Fig. 5. Cellular metabolism of sulfur

Inorganic S metabolism, de novo production of Cys using sulfide, and de novo synthesis of Met from Cys are all restricted to plants and microbes. Metazoans have reversed the transsulfuration pathway, and thereby use Met for de novo synthesis of Cys. Scheme shows only routes and directions, not redox requirements at each step.
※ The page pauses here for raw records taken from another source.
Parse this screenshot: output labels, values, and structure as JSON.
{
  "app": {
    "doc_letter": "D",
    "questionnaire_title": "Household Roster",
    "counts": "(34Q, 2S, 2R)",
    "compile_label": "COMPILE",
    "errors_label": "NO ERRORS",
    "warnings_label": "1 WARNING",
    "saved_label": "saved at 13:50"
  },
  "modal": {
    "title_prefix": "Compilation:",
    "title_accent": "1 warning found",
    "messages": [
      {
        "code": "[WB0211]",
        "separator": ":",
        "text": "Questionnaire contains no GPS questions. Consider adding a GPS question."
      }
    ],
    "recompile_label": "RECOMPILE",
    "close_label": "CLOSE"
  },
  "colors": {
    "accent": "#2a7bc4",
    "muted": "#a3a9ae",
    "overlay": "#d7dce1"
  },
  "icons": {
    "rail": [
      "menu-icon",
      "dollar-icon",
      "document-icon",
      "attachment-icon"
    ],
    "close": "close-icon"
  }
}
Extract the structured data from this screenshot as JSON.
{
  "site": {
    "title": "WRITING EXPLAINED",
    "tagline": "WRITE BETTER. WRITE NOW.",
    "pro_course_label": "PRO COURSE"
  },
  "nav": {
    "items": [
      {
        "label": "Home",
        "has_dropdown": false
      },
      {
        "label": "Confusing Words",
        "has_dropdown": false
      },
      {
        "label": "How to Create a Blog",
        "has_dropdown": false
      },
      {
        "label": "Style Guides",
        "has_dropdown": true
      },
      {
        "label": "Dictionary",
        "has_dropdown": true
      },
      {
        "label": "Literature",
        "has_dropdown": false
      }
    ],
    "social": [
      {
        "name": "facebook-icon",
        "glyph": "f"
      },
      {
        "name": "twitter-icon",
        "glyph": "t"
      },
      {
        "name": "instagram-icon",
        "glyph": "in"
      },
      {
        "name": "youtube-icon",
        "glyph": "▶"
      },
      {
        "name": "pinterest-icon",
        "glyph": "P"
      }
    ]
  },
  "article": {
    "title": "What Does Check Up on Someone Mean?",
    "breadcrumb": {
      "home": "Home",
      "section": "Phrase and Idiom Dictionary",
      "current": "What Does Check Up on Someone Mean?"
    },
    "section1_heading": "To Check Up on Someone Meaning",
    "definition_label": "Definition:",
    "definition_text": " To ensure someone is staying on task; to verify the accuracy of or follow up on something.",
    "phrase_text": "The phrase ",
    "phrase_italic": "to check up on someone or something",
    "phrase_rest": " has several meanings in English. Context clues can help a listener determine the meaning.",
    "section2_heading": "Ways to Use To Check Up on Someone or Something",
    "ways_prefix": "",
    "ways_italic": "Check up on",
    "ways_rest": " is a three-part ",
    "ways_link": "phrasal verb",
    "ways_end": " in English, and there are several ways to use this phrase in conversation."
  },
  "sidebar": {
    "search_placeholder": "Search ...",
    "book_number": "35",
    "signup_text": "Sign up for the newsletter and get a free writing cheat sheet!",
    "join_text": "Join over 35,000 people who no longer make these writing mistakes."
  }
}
Fig. 6. Phylogeny of TrxR and Gsr enzyme families, and of Met auxotrophy

A.t. – Arabidopsis thaliana, A.q. – Amphimedon queenslandica, C.e. – Caenorhabitis elegans, C.i. – Ciona intestinalis, C.r. – Chlamydomonas reinhardtii, D.d. – Dictyostelium discoideum, D.m. – Drosophila melanogaster, E.c. – Escherichia coli, H.s. – Homo sapiens, M.m. – Mus musculus, S.c. – Saccharomyces cerevisiae. The asterisk denotes the single-celled green alga, C. reinhardtii, as representing a sparse but diverse set of non-metazoans that have the metazoan TrxR (blue line with “?”). Predominant others in this group are protozoan intracellular parasites, which might have acquired the gene laterally from a metazoan host. To our knowledge, no similar model yet explains the enigmatic presence of this gene in an alga.